Obviously, as it is open surgery, so there will be pain, but the pain is managed by oral medications as there are NO bone cuts allowing the patient to return home in less than 23 hours after surgery. My team teaches the patient the home rehabilitation program and makes sure they are safe with crutches. During the first week,  swelling and controlled pain are expected. Gentle motion and strengthening exercises are performed at home. Gradually, weight bearing is increased. Some patients are off crutches without limping by three weeks other may take six to eight weeks to fully wean off crutches. Interestingly, patients note that their “arthritis pain” is either greatly diminished or gone when they become full weight bearing. The soft tissue discomfort usually takes three to six months to gradually resolve.

The KineSpring System is an investigational device in the United Sates. There have been three clinical studies (Austrailia and Europe) to evaluate the KineSpring System.

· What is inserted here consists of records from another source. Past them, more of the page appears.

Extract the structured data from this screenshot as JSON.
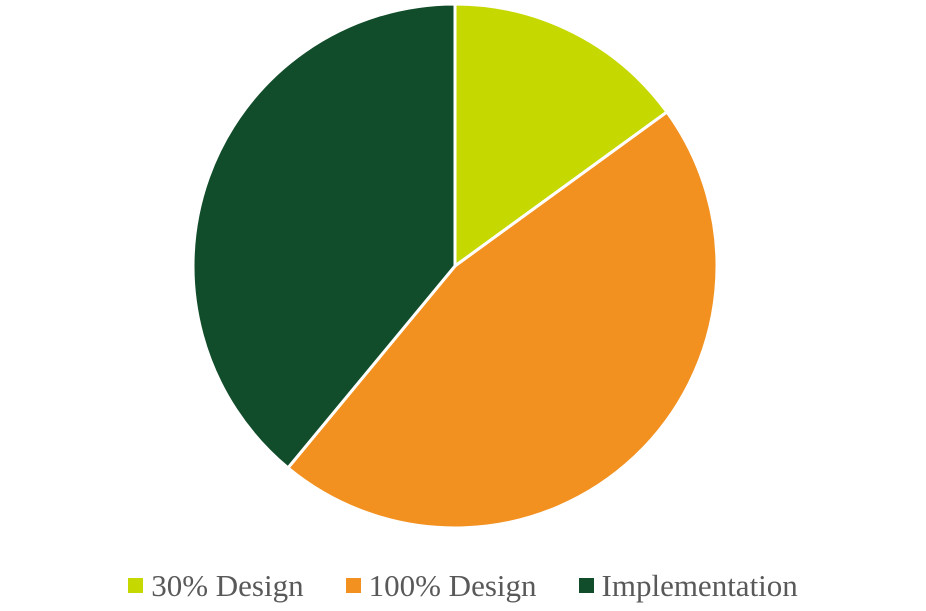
{
  "chart_data": {
    "type": "pie",
    "categories": [
      "30% Design",
      "100% Design",
      "Implementation"
    ],
    "values": [
      15,
      46,
      39
    ],
    "colors": [
      "#c5d800",
      "#f29120",
      "#114d2a"
    ],
    "title": "",
    "legend_position": "bottom",
    "start_angle": "top",
    "direction": "clockwise"
  },
  "legend": {
    "items": [
      {
        "label": "30% Design",
        "color": "#c5d800"
      },
      {
        "label": "100% Design",
        "color": "#f29120"
      },
      {
        "label": "Implementation",
        "color": "#114d2a"
      }
    ]
  }
}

A total of 100 patients were treated in these studies, and 18 of these patients were implanted with the version of the device that will be used in the new SOAR Clinical Trial conducted in the United States.

If a patient chooses to participate in the SOAR Trial, they will meet with our team to discuss their knee pain and medical history to make sure the study is appropriate for them. If they are eligible for the study and choose to continue, I will perform the KineSpring Procedure at no cost to the patient. Following the procedure, patients will be asked to meet with the study team four times over the next 12 months, and then once a year for the next five years.

The study sponsor covers not only the cost of the implant, but also the hospital charges. There are no additional charges to the patient or insurance company once enrollment is complete. There are standard fees and charges during the initial screening evaluation. If the patient decides they want the implant removed, the sponsor also pays for that procedure. Upon removal, the knee joint proper is as it was before the procedure.

To see if you are a good candidate for this study visit www.soartrial.com and answer a few initial questions. Delays in participation occur if the candidate has had a knee cortisone/viscosupplement injection or arthroscopic surgery—patients need to wait three months after these interventions to participate in the study.